The one-day claim assumes the ethics review is fast-tracked or pre-approved, which isn't always realistic. But even cutting site activation from 8 weeks to 2 weeks is significant. Trials with 50 sites save years of calendar time.
What This Means for Drug Costs
Clinical trials cost between £1 billion and £2 billion per drug. Most of that is time - staff salaries, site overhead, patient management. If you cut trial duration by 50%, you cut costs by roughly the same amount.
Cheaper trials mean cheaper drugs. Or at least, they should. Whether pharma companies pass savings on to patients or pocket them as profit is a different question. But faster trials definitely mean drugs reach patients sooner. For terminal illnesses, that's lives saved. For chronic conditions, that's years of suffering avoided.
The sceptical view: Medable's numbers are aspirational. 12 years to one year is a theoretical best case, not an industry average. Most trials will still take longer because of factors AI can't fix - unexpected side effects, slow patient enrollment despite automation, regulatory delays.
But even half the claimed improvement is transformative. A trial that takes 6 years instead of 12 is still a drug reaching patients twice as fast.
The Regulatory Question
Regulators don't move fast. They shouldn't. Drug approval requires careful review of safety data, and "move fast and break things" is a terrible philosophy when the things breaking are human bodies.
AI can speed up data collection and analysis. It can't speed up the human judgement required to decide whether a drug is safe. That's where the 1:1:1 vision hits a wall. You can compress logistics to days. You can't compress "wait and see if people die" to days.
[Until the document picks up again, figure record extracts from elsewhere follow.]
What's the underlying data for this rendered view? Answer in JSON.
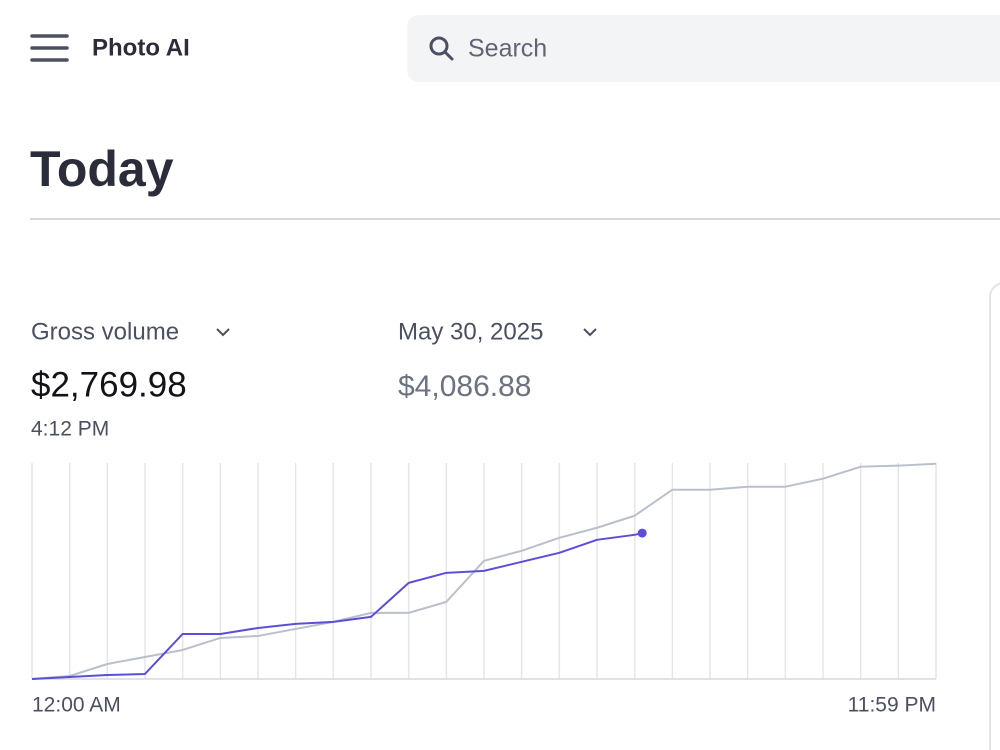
{
  "header": {
    "app_name": "Photo AI",
    "search_placeholder": "Search"
  },
  "page_title": "Today",
  "summary": {
    "metric": "Gross volume",
    "value": "$2,769.98",
    "time": "4:12 PM",
    "compare_date": "May 30, 2025",
    "compare_value": "$4,086.88"
  },
  "chart_data": {
    "type": "line",
    "xlim": [
      0,
      24
    ],
    "ylim": [
      0,
      4100
    ],
    "xticks": [
      {
        "value": 0,
        "label": "12:00 AM"
      },
      {
        "value": 1,
        "label": null
      },
      {
        "value": 2,
        "label": null
      },
      {
        "value": 3,
        "label": null
      },
      {
        "value": 4,
        "label": null
      },
      {
        "value": 5,
        "label": null
      },
      {
        "value": 6,
        "label": null
      },
      {
        "value": 7,
        "label": null
      },
      {
        "value": 8,
        "label": null
      },
      {
        "value": 9,
        "label": null
      },
      {
        "value": 10,
        "label": null
      },
      {
        "value": 11,
        "label": null
      },
      {
        "value": 12,
        "label": null
      },
      {
        "value": 13,
        "label": null
      },
      {
        "value": 14,
        "label": null
      },
      {
        "value": 15,
        "label": null
      },
      {
        "value": 16,
        "label": null
      },
      {
        "value": 17,
        "label": null
      },
      {
        "value": 18,
        "label": null
      },
      {
        "value": 19,
        "label": null
      },
      {
        "value": 20,
        "label": null
      },
      {
        "value": 21,
        "label": null
      },
      {
        "value": 22,
        "label": null
      },
      {
        "value": 23,
        "label": null
      },
      {
        "value": 24,
        "label": "11:59 PM"
      }
    ],
    "grid": true,
    "series": [
      {
        "color": "#b9c0ca",
        "x": [
          0,
          1,
          2,
          3,
          4,
          5,
          6,
          7,
          8,
          9,
          10,
          11,
          12,
          13,
          14,
          15,
          16,
          17,
          18,
          19,
          20,
          21,
          22,
          23,
          24
        ],
        "values": [
          0,
          57,
          285,
          418,
          551,
          779,
          817,
          950,
          1084,
          1255,
          1255,
          1464,
          2243,
          2433,
          2680,
          2871,
          3099,
          3593,
          3593,
          3650,
          3650,
          3802,
          4030,
          4049,
          4086.88
        ],
        "end_marker": false
      },
      {
        "color": "#5b4fd6",
        "x": [
          0,
          1,
          2,
          3,
          4,
          5,
          6,
          7,
          8,
          9,
          10,
          11,
          12,
          13,
          14,
          15,
          16,
          16.2
        ],
        "values": [
          0,
          38,
          76,
          95,
          855,
          855,
          969,
          1046,
          1084,
          1179,
          1825,
          2015,
          2053,
          2224,
          2395,
          2642,
          2737,
          2769.98
        ],
        "end_marker": true
      }
    ]
  }
}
What AI can do is improve data quality. Better documentation, fewer errors, clearer audit trails. That makes regulators' jobs easier, which might speed up approvals indirectly. But it's incremental, not significant.
Who Benefits
Patients, obviously. Faster trials mean faster access to treatments. But also pharma companies, who spend less money and get to market sooner. And healthcare systems, who save money on expensive late-stage interventions by catching conditions earlier with better drugs.
The risk is concentration. If only large pharma companies can afford platforms like Medable, they get faster and cheaper while small biotech firms get priced out. That reduces competition and innovation in the long run.
Medable's response would be that cloud-based platforms democratise access - small firms can rent capabilities they couldn't build themselves. That's theoretically true. Whether it's true in practice depends on pricing and how much expertise you need to use the tools effectively.
The other risk is over-reliance on automation. If AI agents handle all the logistics, do we lose institutional knowledge about how trials work? Do we create systems that are fast but brittle, where a single vendor outage or AI failure cascades into stalled trials across the industry?
Those are real concerns. But they're problems to solve, not reasons to avoid progress. Slower trials don't help anyone.